Don’t run away because you’re scared and still living in what you thought you wanted and run after what could make your life a hundred times better,” he murmurs and I swallow hard.
“She’s closed off, Lo,” I admit, “I asked her out on a date and she said yes but as friends.”
“She’s been through things I’m guessing,” he mutters and I hum.
“Yeah, Ace mentioned the same thing,” I say before sighing, “I’ve never done this before. I’ve never wanted to fight for someone before and if I’m honest, I still don’t know how I feel about these sudden feelings and it’s making me want to run away.”
“They aren’t sudden Alex, so don’t lie to yourself.
You knew she’d mean something to you, if you didn’t you would have just met her when Caleb asked you to and you know not giving in to your feelings would be the biggest mistake of your life,” he says, giving me the hard truth and I swallow the lump forming.
“Think of it this way brother,” he says suddenly as he eyes me, “How would you feel if she found someone else?”
I give him a hard glare and anger shoots through me at the thought of another man touching what is mine and as I vision it, tension rises to the point I feel murderous and he chuckles, “There you go.”
Fucker.
“So what do I do, brother?” I ask as I look his way, “How do I win her around when I’m still trying to come to terms with even wanting her to begin with?”
Tank smirks. “You worm your way into her life of course and get to know her while slowly moving her into here, giving you the chance to come to terms and see she isn’t like Cheryl,” he answers and I tilt my lips, liking his thinking.
Worm my way into her life and get to know her?
I look back at the stars and I smile.

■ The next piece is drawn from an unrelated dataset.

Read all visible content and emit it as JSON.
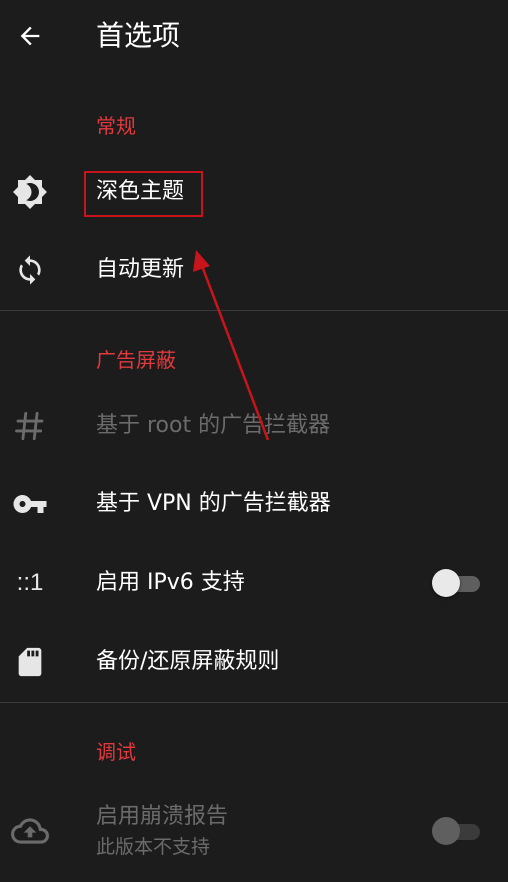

Yeah, I can do that and maybe I won’t run a mile when I realize she’s all I want.
“And while you’re at it, bring Caleb and Lyra into the mix, because according to your dad, they are her weakness.” He adds and I nod because even if it does make me a jackass, those kids are about to become my pawns to get Holly to give me a chance, preferably sooner rather than later.
“Looks like I’m back on the school runs and organizing playdates,” I mutter and Tank laughs, “She is not going to know what hit her,” and I grin wide because, no, no she isn’t.
Get ready Holly, because I’m about to go against everything I have ever believed in and turn your life upside down.